Fourteen years since Stereolab released its last studio album, its leading lady Laetitia Sadier can still draw a crowd. Fans stood shoulder to shoulder all the way to the door on Saturday night at Bar Le Ritz PDB for the Montreal installment of Satier’s Rooting for Love Tour. With her gentle floating vocals and esoteric mid-song dances, a solo Sadier wooed audiences at the Ritz, performing songs spanning her career. 

Part of the indie wave of the 90s, Stereolab is best known for their politically motivated lyrics masked by playful melodies and their use of vintage recording equipment. Sadier along with Tim Gane have been the band’s longest-standing members, in a partnership that has lasted since 1990. 

Calling on influences from Krautrock (experimental rock from 1960s and 70s West Germany) to Bossa Nova and 60s lounge music, the band’s sound evolved over the course of ten studio albums. They brought something different to the indie scene with lyrics that ranged from quirky to informative. In particular, Laetitia’s songwriting has been influenced by the French philosophical movement of the Situationists, but Stereolab’s music was also imbued with a certain playful levity, i.e. their fourth album Emperor Tomato Ketchup. Their tunes have been sampled by a number of artists (such as Tyler, The Creator and J Dilla), and inspired other contemporaries like Pavement and Sonic Youth.  

Sadier continued with the politically motivated references when she embarked on a solo musical adventure back in the late 90s, christening herself Monade. Her first solo album under this name Socialisme ou Barbarie: The Bedroom Recordings, was a nod to the French radical libertarian group of the same name. On Saturday, Saider had the audience swooning after performing the first track off the album, looping dreamy French verses while she took a moment of pause to showcase her trombone skills. 

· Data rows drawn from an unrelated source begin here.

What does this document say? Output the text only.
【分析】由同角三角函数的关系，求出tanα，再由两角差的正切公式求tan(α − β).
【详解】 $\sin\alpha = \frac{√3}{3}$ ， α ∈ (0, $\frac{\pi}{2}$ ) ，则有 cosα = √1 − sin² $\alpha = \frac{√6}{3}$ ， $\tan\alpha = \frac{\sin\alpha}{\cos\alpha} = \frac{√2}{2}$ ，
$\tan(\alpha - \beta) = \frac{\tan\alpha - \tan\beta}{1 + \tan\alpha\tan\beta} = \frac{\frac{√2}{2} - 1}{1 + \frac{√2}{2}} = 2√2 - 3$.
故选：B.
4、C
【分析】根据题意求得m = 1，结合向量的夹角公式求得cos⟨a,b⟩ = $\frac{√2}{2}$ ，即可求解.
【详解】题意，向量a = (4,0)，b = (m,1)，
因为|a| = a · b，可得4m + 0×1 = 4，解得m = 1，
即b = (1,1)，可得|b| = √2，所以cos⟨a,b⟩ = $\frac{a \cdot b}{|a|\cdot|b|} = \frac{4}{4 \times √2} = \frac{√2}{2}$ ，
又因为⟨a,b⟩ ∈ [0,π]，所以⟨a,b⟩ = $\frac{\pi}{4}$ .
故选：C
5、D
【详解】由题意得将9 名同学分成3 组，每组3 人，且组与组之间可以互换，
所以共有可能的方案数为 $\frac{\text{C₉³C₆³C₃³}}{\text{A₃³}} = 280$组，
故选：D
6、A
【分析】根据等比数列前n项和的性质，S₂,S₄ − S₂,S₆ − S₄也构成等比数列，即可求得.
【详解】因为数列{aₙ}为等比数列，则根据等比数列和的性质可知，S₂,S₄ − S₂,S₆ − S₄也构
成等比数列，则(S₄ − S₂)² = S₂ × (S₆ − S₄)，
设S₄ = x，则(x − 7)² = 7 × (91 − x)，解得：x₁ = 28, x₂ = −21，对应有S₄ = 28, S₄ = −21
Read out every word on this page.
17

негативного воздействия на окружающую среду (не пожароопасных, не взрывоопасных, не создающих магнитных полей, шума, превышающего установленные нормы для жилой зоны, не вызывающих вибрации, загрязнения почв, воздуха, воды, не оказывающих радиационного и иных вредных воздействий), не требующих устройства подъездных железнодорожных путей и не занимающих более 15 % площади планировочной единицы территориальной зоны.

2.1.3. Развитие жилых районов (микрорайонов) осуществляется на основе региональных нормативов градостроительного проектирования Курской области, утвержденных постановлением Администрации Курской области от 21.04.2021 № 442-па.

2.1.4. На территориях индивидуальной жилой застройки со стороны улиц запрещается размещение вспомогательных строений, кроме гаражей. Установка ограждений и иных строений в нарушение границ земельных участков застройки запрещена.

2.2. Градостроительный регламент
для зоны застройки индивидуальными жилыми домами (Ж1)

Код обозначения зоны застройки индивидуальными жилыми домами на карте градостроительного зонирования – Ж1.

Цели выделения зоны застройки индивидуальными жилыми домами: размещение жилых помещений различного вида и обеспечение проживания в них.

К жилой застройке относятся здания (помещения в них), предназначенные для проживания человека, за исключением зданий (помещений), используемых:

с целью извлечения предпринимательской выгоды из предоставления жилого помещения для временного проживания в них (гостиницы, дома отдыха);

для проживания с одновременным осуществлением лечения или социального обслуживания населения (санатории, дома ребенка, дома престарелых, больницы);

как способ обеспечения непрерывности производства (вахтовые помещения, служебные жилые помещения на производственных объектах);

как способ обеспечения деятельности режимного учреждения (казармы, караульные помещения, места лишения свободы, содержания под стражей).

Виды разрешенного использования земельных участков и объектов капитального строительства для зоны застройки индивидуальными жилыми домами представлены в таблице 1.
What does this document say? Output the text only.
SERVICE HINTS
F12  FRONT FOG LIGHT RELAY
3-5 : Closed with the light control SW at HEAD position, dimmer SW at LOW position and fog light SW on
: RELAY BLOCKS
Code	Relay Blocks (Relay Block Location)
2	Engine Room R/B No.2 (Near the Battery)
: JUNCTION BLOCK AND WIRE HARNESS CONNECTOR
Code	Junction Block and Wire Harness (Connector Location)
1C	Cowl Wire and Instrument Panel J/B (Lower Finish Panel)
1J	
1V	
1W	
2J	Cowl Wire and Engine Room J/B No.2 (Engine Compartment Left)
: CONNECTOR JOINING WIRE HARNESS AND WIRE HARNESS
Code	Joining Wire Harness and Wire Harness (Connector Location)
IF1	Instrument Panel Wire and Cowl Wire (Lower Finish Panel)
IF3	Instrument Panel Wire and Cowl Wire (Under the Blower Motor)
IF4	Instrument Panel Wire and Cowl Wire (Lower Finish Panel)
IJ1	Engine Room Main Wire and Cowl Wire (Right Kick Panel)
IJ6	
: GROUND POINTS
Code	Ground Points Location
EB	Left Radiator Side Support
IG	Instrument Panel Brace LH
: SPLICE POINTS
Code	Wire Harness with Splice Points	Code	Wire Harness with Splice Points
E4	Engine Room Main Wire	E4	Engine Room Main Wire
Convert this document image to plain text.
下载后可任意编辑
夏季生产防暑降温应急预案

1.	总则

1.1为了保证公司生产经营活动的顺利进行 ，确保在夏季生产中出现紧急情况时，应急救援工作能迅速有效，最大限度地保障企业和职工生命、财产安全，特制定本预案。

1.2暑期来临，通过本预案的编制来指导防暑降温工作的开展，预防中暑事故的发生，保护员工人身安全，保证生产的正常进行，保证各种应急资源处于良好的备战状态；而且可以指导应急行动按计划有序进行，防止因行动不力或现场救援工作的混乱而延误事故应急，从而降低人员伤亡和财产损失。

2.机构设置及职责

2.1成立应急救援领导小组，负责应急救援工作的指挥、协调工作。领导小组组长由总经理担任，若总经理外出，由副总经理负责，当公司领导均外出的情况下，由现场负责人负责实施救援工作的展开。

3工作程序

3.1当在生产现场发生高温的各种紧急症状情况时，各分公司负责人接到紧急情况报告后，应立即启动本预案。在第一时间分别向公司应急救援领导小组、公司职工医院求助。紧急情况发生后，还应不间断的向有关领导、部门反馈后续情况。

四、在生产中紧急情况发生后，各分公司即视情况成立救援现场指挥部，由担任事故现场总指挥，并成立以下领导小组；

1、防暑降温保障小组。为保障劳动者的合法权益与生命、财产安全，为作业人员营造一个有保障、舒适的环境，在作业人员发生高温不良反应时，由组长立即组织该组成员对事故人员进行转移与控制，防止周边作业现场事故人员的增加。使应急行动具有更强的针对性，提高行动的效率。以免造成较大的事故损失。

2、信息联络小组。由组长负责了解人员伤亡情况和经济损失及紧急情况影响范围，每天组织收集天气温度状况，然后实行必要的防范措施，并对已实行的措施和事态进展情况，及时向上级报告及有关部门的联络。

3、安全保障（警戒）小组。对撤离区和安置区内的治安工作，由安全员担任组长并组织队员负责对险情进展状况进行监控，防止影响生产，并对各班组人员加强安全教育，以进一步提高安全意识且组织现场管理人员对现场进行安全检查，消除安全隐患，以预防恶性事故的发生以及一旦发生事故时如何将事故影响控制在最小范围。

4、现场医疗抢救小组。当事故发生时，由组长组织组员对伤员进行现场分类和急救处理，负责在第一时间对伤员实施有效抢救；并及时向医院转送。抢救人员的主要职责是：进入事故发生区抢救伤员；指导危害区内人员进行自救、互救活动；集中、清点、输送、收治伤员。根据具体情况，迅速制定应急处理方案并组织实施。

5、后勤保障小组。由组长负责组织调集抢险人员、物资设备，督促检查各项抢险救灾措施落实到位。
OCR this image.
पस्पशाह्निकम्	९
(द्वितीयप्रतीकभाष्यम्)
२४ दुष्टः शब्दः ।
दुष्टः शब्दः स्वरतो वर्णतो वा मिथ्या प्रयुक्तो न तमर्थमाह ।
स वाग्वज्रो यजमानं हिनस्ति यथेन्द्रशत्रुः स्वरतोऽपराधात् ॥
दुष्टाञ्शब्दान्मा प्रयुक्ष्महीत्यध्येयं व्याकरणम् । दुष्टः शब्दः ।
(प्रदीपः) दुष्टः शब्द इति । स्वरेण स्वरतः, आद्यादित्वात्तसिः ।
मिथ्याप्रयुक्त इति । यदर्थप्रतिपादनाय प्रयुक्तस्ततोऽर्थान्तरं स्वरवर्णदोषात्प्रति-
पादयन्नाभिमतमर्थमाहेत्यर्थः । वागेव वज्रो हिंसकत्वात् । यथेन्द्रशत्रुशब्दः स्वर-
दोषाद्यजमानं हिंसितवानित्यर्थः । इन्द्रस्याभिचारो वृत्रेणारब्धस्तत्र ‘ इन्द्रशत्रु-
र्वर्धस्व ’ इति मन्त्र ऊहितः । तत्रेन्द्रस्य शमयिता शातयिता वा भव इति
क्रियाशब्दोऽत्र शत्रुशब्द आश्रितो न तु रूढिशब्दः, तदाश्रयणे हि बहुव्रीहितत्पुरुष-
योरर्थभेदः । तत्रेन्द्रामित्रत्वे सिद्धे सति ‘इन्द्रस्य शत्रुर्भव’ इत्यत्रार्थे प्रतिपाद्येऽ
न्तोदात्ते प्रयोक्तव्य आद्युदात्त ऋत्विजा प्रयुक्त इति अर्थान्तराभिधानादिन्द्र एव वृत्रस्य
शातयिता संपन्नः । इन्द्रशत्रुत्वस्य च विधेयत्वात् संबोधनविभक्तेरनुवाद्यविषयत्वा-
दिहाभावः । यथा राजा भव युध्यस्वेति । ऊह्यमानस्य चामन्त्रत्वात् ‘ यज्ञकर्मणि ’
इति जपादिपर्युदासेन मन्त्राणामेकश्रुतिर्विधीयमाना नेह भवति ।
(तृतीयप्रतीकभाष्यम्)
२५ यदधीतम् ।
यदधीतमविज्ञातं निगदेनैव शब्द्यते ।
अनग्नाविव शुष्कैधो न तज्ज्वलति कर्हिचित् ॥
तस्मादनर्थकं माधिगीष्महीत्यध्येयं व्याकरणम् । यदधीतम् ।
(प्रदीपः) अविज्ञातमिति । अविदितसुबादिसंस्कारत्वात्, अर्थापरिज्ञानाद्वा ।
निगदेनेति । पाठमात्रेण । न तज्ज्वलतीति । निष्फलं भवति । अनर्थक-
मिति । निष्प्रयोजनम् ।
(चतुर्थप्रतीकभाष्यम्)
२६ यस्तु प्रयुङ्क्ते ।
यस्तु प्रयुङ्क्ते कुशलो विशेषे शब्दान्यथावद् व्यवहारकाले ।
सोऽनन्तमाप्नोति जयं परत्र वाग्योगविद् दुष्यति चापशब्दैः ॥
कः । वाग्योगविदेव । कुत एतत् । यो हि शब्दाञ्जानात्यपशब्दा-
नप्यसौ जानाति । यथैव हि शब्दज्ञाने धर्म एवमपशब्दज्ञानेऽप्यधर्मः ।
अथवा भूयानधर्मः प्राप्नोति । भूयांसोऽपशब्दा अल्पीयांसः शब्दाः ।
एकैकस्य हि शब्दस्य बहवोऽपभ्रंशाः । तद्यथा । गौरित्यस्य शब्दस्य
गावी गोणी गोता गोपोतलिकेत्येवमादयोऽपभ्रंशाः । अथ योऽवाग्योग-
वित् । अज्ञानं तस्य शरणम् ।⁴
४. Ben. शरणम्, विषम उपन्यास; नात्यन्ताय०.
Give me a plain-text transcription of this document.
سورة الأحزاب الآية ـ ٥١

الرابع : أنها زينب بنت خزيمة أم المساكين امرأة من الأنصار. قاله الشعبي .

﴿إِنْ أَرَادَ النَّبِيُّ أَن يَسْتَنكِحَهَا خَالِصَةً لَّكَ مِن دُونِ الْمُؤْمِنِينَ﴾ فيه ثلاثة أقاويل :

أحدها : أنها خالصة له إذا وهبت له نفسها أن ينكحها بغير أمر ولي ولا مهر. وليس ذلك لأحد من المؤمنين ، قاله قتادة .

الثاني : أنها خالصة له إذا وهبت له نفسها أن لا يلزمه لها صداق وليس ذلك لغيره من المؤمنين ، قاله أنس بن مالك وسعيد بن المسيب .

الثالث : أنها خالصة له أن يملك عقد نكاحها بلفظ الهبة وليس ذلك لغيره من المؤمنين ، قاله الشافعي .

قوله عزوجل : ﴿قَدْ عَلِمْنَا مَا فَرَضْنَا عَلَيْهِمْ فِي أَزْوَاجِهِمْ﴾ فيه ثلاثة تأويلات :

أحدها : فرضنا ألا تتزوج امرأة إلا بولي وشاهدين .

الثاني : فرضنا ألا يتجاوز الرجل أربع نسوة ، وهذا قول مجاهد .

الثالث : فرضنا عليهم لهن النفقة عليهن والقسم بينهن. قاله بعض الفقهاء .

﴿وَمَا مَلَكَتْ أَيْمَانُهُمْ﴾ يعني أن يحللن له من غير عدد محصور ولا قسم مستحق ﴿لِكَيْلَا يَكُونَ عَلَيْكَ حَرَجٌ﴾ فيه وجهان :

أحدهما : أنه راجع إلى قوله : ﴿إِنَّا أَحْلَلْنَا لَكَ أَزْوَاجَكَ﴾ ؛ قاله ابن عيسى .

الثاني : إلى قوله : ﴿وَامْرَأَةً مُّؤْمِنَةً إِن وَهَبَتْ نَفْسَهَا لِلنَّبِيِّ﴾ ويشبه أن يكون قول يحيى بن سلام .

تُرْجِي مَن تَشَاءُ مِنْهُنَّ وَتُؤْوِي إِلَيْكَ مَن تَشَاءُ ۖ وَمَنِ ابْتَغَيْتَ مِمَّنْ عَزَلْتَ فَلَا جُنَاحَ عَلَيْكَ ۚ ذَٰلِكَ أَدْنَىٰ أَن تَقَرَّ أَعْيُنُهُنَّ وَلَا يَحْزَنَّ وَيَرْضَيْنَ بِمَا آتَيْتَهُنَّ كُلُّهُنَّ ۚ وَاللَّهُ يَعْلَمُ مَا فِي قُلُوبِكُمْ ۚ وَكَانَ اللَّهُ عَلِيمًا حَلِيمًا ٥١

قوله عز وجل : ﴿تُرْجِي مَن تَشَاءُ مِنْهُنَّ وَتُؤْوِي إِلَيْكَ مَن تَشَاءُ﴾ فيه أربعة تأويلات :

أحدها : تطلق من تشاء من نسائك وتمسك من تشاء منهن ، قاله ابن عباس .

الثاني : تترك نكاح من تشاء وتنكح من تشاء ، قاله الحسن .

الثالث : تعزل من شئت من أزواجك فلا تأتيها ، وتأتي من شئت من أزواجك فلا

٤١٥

Since performing under her own name, Sadier has released a number of albums that expand on her previous ideas about society and politics. In her latest album, Rooting for Love, Sadier doesn’t miss the chance to imbue her lyrics with a message. Sung in both French and English the songs indicate a sort of holistic yearning. The first track “Who + What” expresses longing to move past the confines of cerebral existence, she sings “thinking with whole body, understanding who and what we can be.” “The Inner Smile” is an ode to organs, a song of gratitude, she implores the audience to “Smile at the parts you’re aware of and those you’re not.” 

Laetitia in her 30-year career has gone to lyrical places where most people in the mainstream don’t venture, from Marxism to organ appreciation, showing an activist’s approach to music. I left the venue with a sense of appreciation for Laetitia’s honesty in both her stage presence and lyrics. And as per her instructions in “The Inner Smile,” I have been working on a more appreciative relationship with my spleen.

“Conjugate with the earth beneath… sit and smile today, smile, smile at your spleen, inundate it with light and be serene… Feel your organs smiling back.”